In what could mark a monumental change for minor league players and for Major League Baseball alike, the Major League Baseball Players Association sent authorization cards to all minor league players late Sunday evening, wherein the minor leaguers were asked to vote on designating the MLBPA as their collective bargaining representatives. ESPN’s Joon Lee first reported that the cards had been sent out, and MLBPA executive director Tony Clark later confirmed to ESPN that the initial steps had been taken by the MLBPA. Evan Drellich of The Athletic has also taken a lengthy look at the matter. The MLBPA has since formally announced, via press release, an effort to unionize minor league players.
In the event that 30 percent of minor leaguers sign their authorization cards, the cards will be presented to the National Labor Relations Board as a means of displaying the substantial interest in unionization. At that point, an election would be held among minor league players and, if a requisite 50 percent of players vote to formally establish their union, the NLRB would subsequently require Major League Baseball to recognize the union. That election would be subject to the NLRB’s administrative process and could take months to advance, however.
In an email to player agents, Clark cited “poverty wages, oppressive reserve rules, discipline without due process, ever expanding off-season obligations, appropriation of intellectual property, substandard attention to player health and safety, and a chronic lack of respect for minor leaguers as a whole” as key factors for minor league players to consider when deciding whether to provide their authorization.
Clark’s email also included various financial data on recent minor league revenues, including an $864M gross revenue from the 2019 season (prior to the Covid-19 pandemic); the recent sale of a majority stake in the Sacramento River Cats (the Giants’ Triple-A club) and their stadium for more than $90M; and the fact that the majority of minor leagues salaries, ranging from $4,800 annually in Rookie ball to about $15,400 annually in Triple-A, check in shy of the poverty line, as defined by the federal government. Those salary figures are in direct contract to MLB commissioner Rob Manfred’s recent assertion that he “rejects” the notion “that minor league players are not paid a living wage.”

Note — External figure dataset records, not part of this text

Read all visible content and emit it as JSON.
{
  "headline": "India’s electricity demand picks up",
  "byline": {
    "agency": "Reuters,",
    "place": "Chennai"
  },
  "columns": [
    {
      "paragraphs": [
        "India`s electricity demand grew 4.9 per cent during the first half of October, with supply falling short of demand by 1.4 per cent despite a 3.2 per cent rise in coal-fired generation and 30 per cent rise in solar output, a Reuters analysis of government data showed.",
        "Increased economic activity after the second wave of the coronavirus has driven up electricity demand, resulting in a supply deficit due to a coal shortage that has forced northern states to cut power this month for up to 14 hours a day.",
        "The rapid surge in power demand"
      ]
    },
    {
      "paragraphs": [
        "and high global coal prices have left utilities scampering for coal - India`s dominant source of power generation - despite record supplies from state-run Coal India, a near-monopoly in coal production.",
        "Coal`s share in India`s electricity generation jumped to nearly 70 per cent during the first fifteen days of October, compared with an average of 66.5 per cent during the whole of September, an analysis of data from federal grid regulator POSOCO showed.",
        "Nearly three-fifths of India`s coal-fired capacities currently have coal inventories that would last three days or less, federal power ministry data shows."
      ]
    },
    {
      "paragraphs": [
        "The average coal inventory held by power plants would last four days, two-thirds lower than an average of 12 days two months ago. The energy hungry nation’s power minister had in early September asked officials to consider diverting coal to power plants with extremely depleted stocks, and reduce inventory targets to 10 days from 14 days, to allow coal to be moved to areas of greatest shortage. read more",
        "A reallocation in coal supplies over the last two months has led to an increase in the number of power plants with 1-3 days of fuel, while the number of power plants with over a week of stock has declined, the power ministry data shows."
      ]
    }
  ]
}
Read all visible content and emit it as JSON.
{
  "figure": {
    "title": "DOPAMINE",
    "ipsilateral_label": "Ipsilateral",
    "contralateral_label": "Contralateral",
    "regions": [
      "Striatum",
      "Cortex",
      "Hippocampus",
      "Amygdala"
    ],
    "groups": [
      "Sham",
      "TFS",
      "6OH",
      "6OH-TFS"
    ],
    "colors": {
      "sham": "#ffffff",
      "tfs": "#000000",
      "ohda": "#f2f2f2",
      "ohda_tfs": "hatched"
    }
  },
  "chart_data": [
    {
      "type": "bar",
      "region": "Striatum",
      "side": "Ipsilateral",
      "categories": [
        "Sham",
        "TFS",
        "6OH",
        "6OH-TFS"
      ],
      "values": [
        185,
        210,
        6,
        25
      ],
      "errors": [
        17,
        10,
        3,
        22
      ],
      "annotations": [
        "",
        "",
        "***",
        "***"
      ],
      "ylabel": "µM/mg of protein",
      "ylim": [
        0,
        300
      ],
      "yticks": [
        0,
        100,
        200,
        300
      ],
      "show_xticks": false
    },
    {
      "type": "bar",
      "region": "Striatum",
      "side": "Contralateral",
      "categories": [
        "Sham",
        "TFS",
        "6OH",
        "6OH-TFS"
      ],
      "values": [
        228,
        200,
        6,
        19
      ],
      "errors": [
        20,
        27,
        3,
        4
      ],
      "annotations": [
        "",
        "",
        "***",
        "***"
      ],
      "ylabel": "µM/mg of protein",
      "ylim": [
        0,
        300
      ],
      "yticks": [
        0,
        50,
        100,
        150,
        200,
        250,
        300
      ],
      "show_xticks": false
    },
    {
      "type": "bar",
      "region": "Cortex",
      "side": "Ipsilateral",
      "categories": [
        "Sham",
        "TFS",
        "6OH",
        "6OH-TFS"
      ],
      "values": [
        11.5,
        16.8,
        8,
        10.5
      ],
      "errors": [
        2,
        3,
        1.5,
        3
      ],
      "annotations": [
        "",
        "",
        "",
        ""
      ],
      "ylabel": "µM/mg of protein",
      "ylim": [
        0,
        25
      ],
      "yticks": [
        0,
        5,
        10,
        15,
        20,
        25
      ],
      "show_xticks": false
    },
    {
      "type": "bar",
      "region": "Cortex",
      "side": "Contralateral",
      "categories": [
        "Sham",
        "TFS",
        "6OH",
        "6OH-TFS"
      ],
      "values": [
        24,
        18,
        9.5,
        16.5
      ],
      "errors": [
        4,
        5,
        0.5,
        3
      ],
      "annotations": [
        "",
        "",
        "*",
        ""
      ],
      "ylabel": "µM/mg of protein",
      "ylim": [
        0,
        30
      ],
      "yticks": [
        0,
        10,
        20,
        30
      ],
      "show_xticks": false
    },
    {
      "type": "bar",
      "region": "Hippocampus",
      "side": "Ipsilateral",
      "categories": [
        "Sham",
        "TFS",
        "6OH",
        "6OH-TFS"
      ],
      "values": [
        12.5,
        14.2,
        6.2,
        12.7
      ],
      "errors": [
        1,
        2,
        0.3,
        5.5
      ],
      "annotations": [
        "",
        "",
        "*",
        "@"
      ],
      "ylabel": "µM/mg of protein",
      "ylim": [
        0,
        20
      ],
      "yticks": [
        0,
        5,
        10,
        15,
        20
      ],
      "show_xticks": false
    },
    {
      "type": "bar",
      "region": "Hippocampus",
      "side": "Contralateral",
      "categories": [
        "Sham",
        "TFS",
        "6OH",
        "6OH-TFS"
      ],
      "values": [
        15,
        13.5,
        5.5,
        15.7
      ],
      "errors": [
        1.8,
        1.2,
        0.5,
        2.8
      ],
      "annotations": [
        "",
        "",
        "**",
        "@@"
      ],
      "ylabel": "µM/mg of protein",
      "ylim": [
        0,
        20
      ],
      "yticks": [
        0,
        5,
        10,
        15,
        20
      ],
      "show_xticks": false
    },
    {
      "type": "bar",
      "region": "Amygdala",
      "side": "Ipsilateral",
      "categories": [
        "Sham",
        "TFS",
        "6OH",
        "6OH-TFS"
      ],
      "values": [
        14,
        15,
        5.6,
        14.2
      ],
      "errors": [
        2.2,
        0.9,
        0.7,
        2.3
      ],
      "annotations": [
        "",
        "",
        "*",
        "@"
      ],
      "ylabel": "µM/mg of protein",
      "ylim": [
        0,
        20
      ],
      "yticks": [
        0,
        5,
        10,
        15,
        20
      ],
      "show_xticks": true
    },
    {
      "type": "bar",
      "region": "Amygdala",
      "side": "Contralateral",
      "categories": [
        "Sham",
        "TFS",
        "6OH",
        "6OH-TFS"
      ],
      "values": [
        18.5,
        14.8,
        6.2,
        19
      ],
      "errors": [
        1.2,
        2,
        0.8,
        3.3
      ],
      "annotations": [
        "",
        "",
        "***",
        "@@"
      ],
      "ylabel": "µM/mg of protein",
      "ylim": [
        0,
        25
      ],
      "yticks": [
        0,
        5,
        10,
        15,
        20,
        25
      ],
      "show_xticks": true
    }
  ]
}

Unionizing the minor leagues would be a massive undertaking for the MLBPA, which until this point has only represented the roughly 1,200 players who are on Major League 40-man rosters at a given time. Expanding the union’s ranks to include the minor leagues would add more than four times that many members to the existing group, presenting logistic challenges and creating the potential for conflicts of interest among the more senior members of the group and the new fledgling additions. Nevertheless, there’s surely a large number of current MLBPA members who support the expansion and addition of Major League players; recent retirees (and former MLBPA executive subcommittee members) Andrew Miller and Chris Iannetta were among those who sent messages to minor leaguers alongside Clark’s message, Drellich notes.
The steps toward unionization come on the heels of a class action settlement that saw Major League Baseball pay out $185M to more than 20,000 players, stemming from a dispute as to whether those players should be compensated for Spring Training. Major League Baseball’s antitrust exemption is also once again under a microscope, as bipartisan members of the Senate Judiciary Committee in late June called for a need to reexamine that now-century-old ruling.
Major League Baseball has taken steps in recent years to improve conditions for minor leaguers, most notably requiring teams to provide housing for their minor league players. Of course, many of those changes came only after MLB gutted the minor leagues, eliminating 42 minor league clubs in the 2020-21 offseason.
The MLBPA has been working in conjunction with Advocates For Minor Leaguers, an advocacy group whose mission statement cites a need to establish “fair pay and equitable treatment” for minor league players.
“The game of baseball will be better for everyone when minor leaguers have a seat at the table,” Advocates executive director Harry Marino told ESPN.
As part of the joint initiative between the MLBPA and Advocates for Minor Leaguers, Clark and Marino announced this morning that “Each member of the Advocates for Minor Leaguers staff has resigned to take on a new role working for the MLBPA.”
“Minor Leaguers represent our game’s future and deserve wages and working conditions that befit elite athletes who entertain millions of baseball fans nationwide,” Clark said in Monday morning’s statement. “They’re an important part of our fraternity and we want to help them achieve their goals both on and off the field.”